Some of the patients that might benefit from specialty contact lenses include those who:
have been diagnosed with dry eye syndrome
have corneal scarring
have been diagnosed with keratoconus, a condition characterized by the bulging of the cornea
suffer from strabismus, a condition where the patient has an eye that turns in or out relative to the other
have suffered an injury to the eye
suffer from a peripheral corneal thinning disorder
cannot tolerate other types of lenses
Your eye doctor or contact lens provider will be able to tell you if you need specialty contact lenses, and if so, which lenses would be best based on your individual requirements.
Also known as RGP lenses, these are made from a special material that allows oxygen to pass through them and reach the surface of the eyes. This design helps to keep the eyes hydrated and comfortable, making these lenses easier to wear, especially for patients who suffer from dry eyes. Dry eyes aren’t just a symptom but a genuine condition characterized by dry, stiff, uncomfortable eyes, blurred vision, and eye fatigue. RGP lenses are more rigid than soft lenses, which helps to keep them stable and secure on the eyes so that patients can enjoy sharper vision. They also help the cornea maintain its shape, which helps to minimize the effects of some corneal abnormalities.
Scleral contact lenses are very different from standard contact lenses: scleral lenses are much larger in diameter, with three different sizes available, depending on your specific needs. This size difference means that the edges of the contact lens fall on the white part of the eye, called the sclera, rather than on the cornea. Scleral lenses are also different in that they sit above the surface of the cornea rather than touching it, leaving a space between the front surface of the eye and the back of the contact lens. This design makes scleral lenses a good choice for patients with dry eyes and corneal abnormalities.

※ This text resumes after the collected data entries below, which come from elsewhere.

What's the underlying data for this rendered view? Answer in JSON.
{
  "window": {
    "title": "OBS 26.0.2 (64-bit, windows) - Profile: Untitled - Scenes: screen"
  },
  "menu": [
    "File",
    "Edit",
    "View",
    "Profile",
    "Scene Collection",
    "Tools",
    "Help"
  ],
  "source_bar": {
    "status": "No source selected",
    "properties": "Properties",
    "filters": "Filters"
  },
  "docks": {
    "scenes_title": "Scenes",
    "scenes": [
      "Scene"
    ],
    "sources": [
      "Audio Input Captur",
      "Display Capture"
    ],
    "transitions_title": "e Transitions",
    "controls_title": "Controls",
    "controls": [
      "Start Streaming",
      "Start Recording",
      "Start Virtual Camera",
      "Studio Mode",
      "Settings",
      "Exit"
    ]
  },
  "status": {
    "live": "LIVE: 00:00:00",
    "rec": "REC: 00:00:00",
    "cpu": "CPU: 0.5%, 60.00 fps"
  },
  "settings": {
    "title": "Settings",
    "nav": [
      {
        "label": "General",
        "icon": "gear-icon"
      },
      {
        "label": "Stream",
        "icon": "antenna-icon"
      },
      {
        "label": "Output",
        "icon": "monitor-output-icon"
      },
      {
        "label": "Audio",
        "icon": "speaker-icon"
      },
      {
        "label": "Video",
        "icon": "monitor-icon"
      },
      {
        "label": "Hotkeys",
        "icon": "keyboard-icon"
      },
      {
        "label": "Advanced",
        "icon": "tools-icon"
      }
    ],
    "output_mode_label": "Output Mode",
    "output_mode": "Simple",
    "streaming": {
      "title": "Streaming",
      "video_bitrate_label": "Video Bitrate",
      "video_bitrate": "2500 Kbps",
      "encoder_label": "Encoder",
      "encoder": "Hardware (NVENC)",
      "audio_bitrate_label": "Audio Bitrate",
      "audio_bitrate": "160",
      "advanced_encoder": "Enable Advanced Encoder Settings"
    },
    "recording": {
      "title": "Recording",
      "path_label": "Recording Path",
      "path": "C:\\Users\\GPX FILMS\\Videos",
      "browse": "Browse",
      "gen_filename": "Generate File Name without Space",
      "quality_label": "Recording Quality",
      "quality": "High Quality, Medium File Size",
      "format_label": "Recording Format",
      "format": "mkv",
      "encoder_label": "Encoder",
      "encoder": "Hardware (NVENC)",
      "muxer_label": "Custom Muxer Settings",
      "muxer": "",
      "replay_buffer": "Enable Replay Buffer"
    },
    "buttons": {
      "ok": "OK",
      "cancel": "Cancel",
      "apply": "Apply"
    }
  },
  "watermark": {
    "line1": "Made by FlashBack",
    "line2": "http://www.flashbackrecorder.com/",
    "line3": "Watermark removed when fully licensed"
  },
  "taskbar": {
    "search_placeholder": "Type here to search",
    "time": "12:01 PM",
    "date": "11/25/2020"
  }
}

The space between the eye and the lens can trap tear film, which keeps the eyes hydrated. And the raised design accommodates many corneal abnormalities, such as the bulge associated with keratoconus.
Limbal contact lenses are specialty lenses that fall between rigid gas permeable lenses and scleral varieties in size. Their larger overall diameter helps to increase their stability on the surface of your eyes. They also offer minimal interference with the eyelids, which helps to ensure the comfort of your eyes and the clarity of your vision.
Hybrid contact lenses combine soft and gas permeable contact lenses, allowing patients to enjoy the best parts of both designs. The middle part of hybrid lenses is made from gas permeable material that lets oxygen pass through to the eyes. However, the gas permeable part of the lens is more rigid, and this firmer center gives the lens greater stability and offers the patient enhanced clarity of vision. The rigid gas permeable portion of the lens also helps to trap tear film between the cornea and the lens so that the eye remains hydrated. The outer edge of hybrid lenses is a soft lens skirt. This arrangement means that patients don’t have to deal with the hard edges associated with RGP lenses, which some find uncomfortable. Instead, patients experience a comfort level more like wearing fully soft lenses.